Ces couleurs de base étaient souvent mélangées, diluées ou combinées autrement pour créer des couleurs telles que le violet, le rose, le turquoise, l'or, l'argent et d'autres teintes. Les artistes n'étaient pas liés par les minéraux à l'origine de leurs peintures, mais seulement par leur imagination et leur talent dans la création des couleurs dont ils avaient besoin pour raconter leurs histoires.
Couleurs en contexte
Les considérations esthétiques étaient d'une grande importance pour les Égyptiens. Leur art et architecture se caractérisent par la symétrie et même leur système d'écriture, les hiéroglyphes, fut établi en tenant compte de la beauté visuelle en tant qu'aspect intégral de sa fonction. En lisant les hiéroglyphes, on comprend le sens en notant dans quelle direction les personnages sont orientés; s'ils sont orientés vers la gauche, on lit vers la gauche et, s'ils vont vers le haut, le bas ou à droite, on lit dans le sens de ces directions. La direction des chiffres fournit le contexte du message et permet donc de comprendre ce qui est dit.
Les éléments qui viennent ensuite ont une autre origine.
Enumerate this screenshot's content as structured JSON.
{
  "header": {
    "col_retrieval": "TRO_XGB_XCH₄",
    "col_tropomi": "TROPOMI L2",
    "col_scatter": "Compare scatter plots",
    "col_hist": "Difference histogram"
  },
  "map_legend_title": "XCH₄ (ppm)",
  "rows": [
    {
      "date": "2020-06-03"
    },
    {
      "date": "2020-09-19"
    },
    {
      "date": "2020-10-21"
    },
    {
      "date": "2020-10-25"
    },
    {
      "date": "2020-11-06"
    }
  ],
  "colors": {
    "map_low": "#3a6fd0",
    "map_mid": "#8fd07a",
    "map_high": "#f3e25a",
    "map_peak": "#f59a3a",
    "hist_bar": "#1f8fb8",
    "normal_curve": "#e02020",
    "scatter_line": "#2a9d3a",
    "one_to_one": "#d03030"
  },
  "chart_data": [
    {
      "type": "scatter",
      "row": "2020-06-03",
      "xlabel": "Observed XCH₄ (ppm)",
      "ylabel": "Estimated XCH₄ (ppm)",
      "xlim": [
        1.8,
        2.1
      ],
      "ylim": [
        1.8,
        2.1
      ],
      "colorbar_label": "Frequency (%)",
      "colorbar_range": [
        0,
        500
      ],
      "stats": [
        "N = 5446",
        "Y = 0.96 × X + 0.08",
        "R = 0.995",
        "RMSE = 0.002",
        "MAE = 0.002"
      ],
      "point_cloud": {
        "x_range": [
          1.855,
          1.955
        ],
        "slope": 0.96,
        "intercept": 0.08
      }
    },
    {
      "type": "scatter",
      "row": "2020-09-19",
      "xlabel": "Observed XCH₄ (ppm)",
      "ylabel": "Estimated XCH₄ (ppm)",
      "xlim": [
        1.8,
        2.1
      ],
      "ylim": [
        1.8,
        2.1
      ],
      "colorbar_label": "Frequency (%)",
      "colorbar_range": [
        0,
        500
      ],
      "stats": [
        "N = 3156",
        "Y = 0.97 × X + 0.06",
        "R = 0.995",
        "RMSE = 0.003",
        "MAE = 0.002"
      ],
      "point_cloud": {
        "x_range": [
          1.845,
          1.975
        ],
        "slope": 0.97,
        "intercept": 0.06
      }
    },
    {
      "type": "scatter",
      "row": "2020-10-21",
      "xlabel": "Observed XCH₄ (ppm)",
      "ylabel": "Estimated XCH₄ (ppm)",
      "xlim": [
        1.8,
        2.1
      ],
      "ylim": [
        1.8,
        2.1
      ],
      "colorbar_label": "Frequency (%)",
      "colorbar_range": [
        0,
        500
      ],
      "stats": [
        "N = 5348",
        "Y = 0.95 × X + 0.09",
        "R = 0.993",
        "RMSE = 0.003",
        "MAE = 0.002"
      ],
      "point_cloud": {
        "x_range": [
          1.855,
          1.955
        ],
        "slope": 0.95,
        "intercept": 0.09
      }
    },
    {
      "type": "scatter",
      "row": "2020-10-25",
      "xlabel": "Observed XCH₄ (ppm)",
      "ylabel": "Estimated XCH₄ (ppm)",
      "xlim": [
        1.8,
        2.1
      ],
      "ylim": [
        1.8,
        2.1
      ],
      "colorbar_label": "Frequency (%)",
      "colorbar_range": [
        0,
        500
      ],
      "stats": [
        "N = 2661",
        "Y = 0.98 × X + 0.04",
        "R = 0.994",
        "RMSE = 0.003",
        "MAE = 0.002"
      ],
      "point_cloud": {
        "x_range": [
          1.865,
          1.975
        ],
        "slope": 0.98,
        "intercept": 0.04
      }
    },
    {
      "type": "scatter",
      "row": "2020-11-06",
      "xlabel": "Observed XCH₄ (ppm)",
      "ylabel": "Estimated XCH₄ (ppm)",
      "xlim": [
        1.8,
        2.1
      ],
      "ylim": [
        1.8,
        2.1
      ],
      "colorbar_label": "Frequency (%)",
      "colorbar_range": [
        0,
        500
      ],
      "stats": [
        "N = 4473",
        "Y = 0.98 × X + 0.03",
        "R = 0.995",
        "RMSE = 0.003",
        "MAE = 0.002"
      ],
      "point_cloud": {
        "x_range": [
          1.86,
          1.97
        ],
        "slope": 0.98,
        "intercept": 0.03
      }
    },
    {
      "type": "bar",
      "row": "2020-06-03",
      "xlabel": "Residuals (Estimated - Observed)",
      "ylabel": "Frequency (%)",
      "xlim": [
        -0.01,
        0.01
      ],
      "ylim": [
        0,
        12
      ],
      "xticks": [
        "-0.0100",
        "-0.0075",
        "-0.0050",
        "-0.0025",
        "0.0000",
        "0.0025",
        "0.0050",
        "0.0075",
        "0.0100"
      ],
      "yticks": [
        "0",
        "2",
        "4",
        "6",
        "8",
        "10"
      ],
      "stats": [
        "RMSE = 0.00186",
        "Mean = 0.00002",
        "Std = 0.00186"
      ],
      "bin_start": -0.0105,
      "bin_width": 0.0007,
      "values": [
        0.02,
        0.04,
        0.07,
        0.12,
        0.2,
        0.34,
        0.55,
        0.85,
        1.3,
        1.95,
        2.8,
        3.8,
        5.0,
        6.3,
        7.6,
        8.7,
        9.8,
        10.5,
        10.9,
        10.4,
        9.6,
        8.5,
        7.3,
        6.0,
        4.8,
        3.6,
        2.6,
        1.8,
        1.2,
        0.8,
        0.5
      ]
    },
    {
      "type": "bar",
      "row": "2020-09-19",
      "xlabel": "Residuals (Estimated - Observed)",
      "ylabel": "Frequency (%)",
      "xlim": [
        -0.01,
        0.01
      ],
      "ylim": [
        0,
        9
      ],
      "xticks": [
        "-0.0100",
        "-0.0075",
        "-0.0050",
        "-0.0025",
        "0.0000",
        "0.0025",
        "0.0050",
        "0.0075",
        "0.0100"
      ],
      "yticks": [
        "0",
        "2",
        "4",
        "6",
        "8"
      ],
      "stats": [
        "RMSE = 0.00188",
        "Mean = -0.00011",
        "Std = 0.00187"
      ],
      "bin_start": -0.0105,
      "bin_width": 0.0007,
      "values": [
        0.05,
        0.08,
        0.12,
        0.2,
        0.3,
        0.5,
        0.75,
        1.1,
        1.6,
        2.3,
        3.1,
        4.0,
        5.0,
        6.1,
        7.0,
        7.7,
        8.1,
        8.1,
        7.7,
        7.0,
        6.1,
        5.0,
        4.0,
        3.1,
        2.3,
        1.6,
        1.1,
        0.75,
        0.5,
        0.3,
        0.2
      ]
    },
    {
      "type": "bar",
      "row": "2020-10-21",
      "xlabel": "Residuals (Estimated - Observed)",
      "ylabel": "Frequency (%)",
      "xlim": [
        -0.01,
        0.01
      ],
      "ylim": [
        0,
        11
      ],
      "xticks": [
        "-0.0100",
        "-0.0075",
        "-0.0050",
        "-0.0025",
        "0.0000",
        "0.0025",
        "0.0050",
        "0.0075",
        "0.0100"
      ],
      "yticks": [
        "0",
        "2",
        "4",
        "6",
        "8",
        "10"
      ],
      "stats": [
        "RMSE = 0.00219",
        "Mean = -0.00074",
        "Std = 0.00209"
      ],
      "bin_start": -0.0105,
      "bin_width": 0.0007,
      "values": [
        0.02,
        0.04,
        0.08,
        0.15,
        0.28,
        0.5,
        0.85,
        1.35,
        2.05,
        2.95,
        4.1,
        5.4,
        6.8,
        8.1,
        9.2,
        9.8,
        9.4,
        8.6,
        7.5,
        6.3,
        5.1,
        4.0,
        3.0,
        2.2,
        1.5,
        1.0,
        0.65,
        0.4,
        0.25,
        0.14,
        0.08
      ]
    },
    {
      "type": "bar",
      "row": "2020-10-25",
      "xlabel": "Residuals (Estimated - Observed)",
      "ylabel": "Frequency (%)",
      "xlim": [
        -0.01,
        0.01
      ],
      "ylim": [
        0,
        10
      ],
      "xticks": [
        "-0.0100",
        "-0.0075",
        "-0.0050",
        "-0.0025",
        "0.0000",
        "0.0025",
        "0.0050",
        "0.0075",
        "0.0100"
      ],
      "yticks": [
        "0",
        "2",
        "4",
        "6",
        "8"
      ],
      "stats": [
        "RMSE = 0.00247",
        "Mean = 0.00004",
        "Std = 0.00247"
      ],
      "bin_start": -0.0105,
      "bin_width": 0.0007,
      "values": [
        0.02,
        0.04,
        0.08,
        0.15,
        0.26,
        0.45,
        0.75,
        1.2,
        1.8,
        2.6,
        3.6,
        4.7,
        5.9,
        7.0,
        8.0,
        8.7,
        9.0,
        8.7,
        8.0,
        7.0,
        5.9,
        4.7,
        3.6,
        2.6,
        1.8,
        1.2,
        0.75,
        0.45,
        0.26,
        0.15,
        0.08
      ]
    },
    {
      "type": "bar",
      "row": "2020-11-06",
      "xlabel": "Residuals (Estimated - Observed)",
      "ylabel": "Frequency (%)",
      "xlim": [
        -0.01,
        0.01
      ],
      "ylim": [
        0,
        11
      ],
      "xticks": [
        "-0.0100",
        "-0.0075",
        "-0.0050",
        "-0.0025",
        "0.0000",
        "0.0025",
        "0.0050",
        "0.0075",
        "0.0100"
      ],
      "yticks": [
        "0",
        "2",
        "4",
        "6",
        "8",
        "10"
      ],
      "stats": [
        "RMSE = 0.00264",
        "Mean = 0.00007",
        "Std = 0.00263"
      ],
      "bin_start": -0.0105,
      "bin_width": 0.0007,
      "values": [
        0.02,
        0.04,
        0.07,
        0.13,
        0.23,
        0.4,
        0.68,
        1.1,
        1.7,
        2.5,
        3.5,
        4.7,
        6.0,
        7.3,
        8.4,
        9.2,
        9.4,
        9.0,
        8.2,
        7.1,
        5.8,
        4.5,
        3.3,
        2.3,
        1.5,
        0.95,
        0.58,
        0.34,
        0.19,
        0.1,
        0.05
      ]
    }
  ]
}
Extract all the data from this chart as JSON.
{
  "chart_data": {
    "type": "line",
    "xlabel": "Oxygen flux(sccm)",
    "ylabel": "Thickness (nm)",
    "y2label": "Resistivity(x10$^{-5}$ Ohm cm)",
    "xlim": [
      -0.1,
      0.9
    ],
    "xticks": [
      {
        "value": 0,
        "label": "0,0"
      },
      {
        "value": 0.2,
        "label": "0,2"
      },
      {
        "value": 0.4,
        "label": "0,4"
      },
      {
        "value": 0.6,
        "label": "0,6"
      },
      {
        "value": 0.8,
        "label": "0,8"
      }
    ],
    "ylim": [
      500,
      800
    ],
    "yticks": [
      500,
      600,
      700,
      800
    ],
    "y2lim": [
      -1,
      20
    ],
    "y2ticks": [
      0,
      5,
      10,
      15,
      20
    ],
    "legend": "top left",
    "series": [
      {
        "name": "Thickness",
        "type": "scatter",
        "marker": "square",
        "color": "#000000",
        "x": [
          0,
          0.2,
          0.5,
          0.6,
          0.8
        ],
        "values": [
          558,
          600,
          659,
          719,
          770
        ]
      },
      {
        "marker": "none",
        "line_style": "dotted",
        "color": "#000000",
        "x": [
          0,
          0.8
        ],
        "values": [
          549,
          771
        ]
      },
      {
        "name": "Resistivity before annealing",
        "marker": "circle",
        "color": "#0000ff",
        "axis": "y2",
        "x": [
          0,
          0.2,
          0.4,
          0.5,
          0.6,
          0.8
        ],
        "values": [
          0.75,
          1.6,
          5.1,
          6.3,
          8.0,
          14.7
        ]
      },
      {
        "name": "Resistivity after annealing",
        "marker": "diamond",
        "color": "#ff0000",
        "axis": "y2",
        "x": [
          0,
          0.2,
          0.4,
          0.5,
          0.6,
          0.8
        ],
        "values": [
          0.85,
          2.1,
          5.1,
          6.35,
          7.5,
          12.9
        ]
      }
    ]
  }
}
De même, la couleur de l'art égyptien doit être interprétée en contexte. Dans un certain tableau, le rouge peut symboliser le mal ou la destruction, mais la couleur ne doit pas toujours être interprétée instantanément dans ce sens. Le noir est une couleur souvent mal interprétée dans l'art égyptien en raison de l'association moderne du noir au mal. Des images de Toutankhamon, trouvées dans sa tombe, le représentent parfois à la peau noire et celles-ci étaient à l'origine associées à la mort et au chagrin par les premiers archéologues interprétant les trouvailles; bien que l'association avec la mort soit correcte, et le chagrin accompagnait la perte de quiconque dans l'Égypte ancienne comme aujourd'hui, une interprétation appropriée serait l'association de Toutankhamon dans la mort avec Osiris et le concept de renaissance et de résurrection.
Le blanc conserve la même signification à l'heure actuelle que pour les anciens Égyptiens mais, comme on l'a noté, doit également être interprété dans son contexte. La robe blanche d'Isis signifiait la pureté et le sacré mais la jupe blanche de Seth était tout simplement une représentation de la façon dont un égyptien s'habillait. Le fait de connaître le symbolisme des couleurs égyptiennes et la raison pour laquelle elles étaient couramment utilisées, permet une meilleure appréciation de l'art égyptien et une compréhension plus claire du message que ces artistes de l'antiquité essayèrent de transmettre.